The dark gray Arabian mare was led by a college girl who could have been the same college girl as the one he remembered from a long time ago—same oversized sweater and undersized jeans—the one who walked away when her horse didn't sell. But this one had at least the decency to have cried all the way here. You could see it in her swollen face. Some horses had to be sold; he'd sold his own gelding, Pywackit, but to a neighbor, when he'd gone to college, and he still thought about him. Next to him, he felt Ian sit up straight. The horse's name was Sultana, and she was eight years old, owned by Tracy Hollander of Lansing, Michigan, for the past three years, part of the University of Wisconsin Madison's precision color guard and the University of Wisconsin Madison's equestrian team.
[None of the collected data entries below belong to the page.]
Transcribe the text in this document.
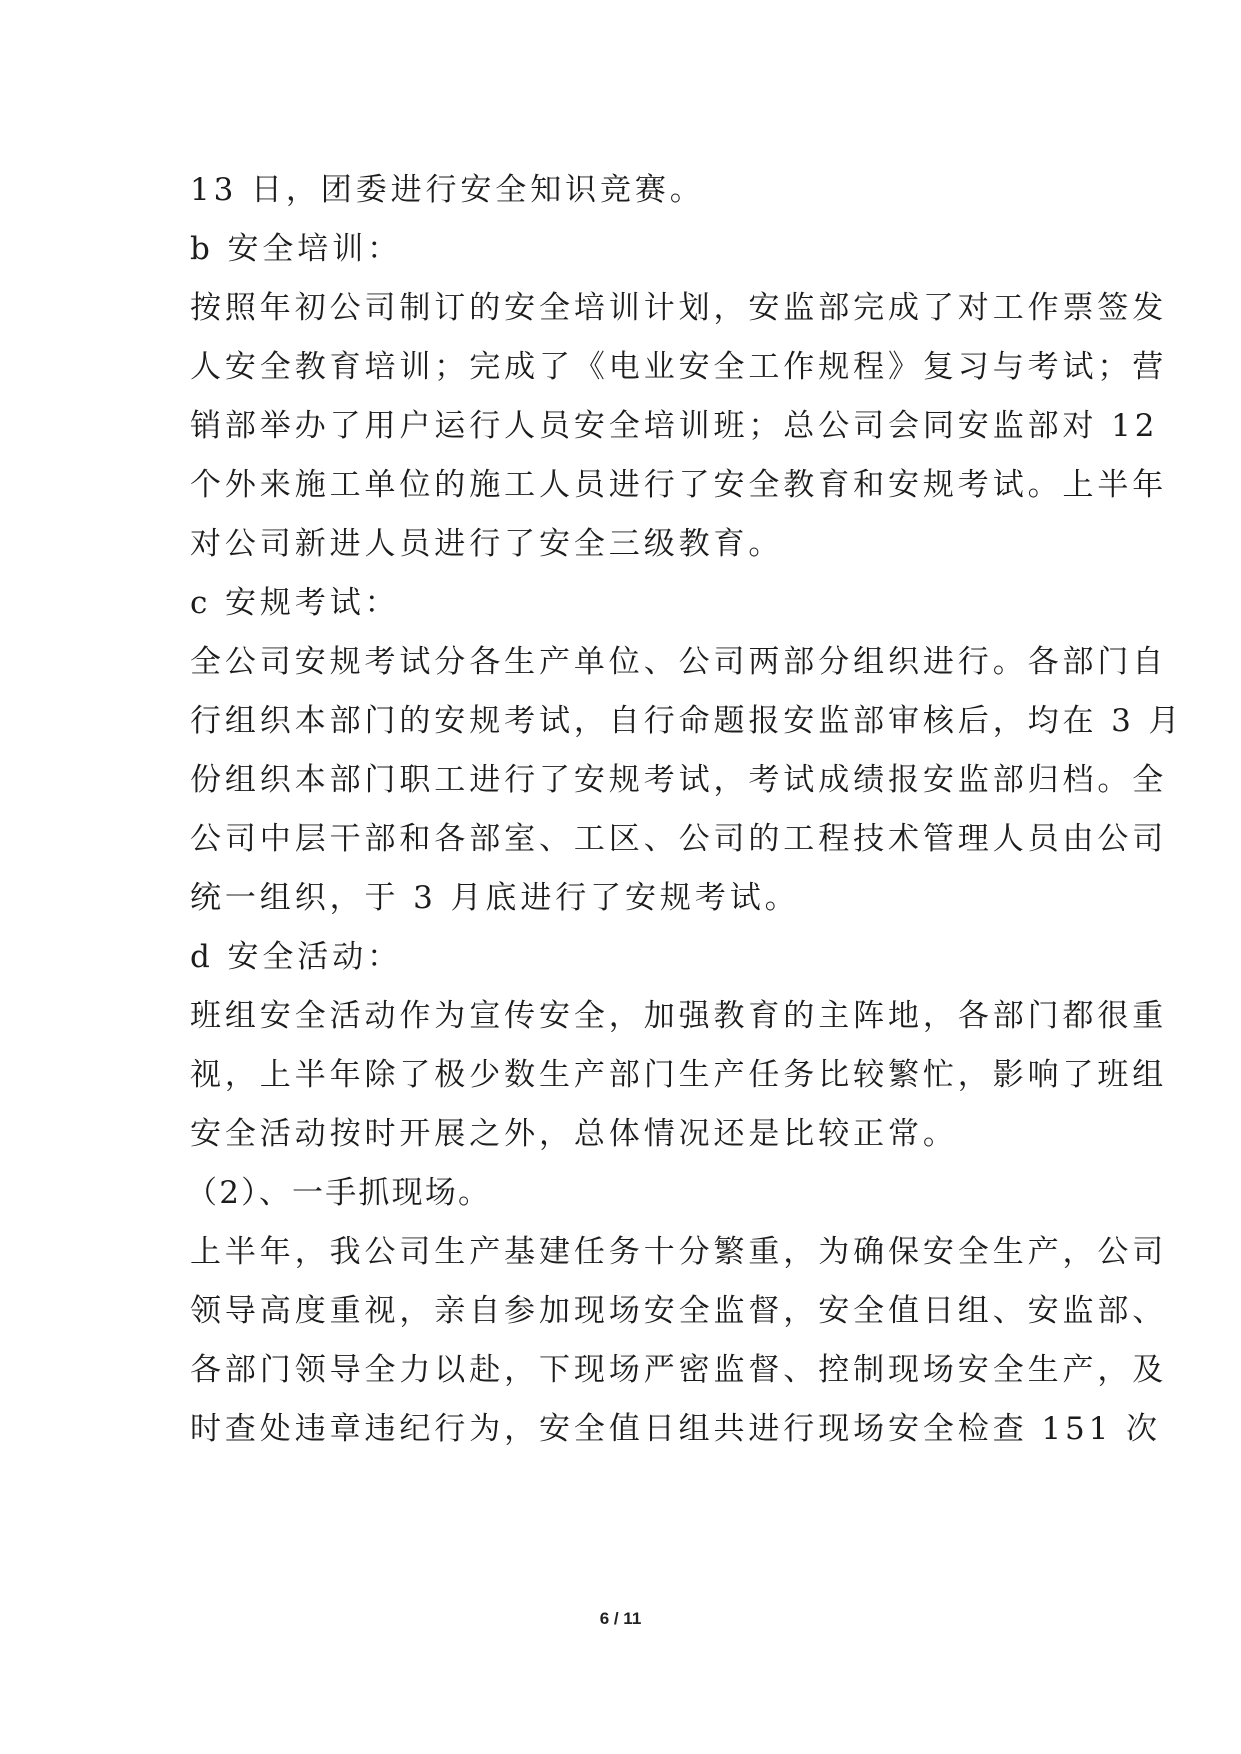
13 日，团委进行安全知识竞赛。
b 安全培训：
按照年初公司制订的安全培训计划，安监部完成了对工作票签发
人安全教育培训；完成了《电业安全工作规程》复习与考试；营
销部举办了用户运行人员安全培训班；总公司会同安监部对 12
个外来施工单位的施工人员进行了安全教育和安规考试。上半年
对公司新进人员进行了安全三级教育。
c 安规考试：
全公司安规考试分各生产单位、公司两部分组织进行。各部门自
行组织本部门的安规考试，自行命题报安监部审核后，均在 3 月
份组织本部门职工进行了安规考试，考试成绩报安监部归档。全
公司中层干部和各部室、工区、公司的工程技术管理人员由公司
统一组织，于 3 月底进行了安规考试。
d 安全活动：
班组安全活动作为宣传安全，加强教育的主阵地，各部门都很重
视，上半年除了极少数生产部门生产任务比较繁忙，影响了班组
安全活动按时开展之外，总体情况还是比较正常。
（2）、一手抓现场。
上半年，我公司生产基建任务十分繁重，为确保安全生产，公司
领导高度重视，亲自参加现场安全监督，安全值日组、安监部、
各部门领导全力以赴，下现场严密监督、控制现场安全生产，及
时查处违章违纪行为，安全值日组共进行现场安全检查 151 次
6 / 11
“Now, this is a beautiful horse, a beautiful horse,” Cy said. “And she is gentle as a kitten. Would do anything this little girl here wanted. Now, if she does not find a buyer tonight, she will be donated, by her owner's family, to Bright Gateway. That's how easy she goes. Sound as a nut, been vetted regular. But a horse like this, she should belong to one person . . .”

“Dad!” Ian said urgently.

“Be still now,” Frank told him. He waited. He saw the Kesselberg brothers a few rows up, Galen and Tommy. They would flip her after she threw a foal or two, but by then, she'd be broody, and not as well disposed to the cooperation of horse and rider.

“Let's start the bidding at two hundred,” Cy said. “Which is a crime, really. Okay, Galen. I see three. Up there, three fifty. Welcome. Welcome. Tommy? You're going to bet against your own brother?”

“I'm fixing my hat, Cy.”

“We have three fifty. Who's going to take this pretty girl home? Four hundred? Galen? Thank you very much. Now, oops! Yes, four fifty. Now, this is more like it. Horse like this, in Chicago, would sell for sixteen hundred dollars, two thousand, five thousand dollars.”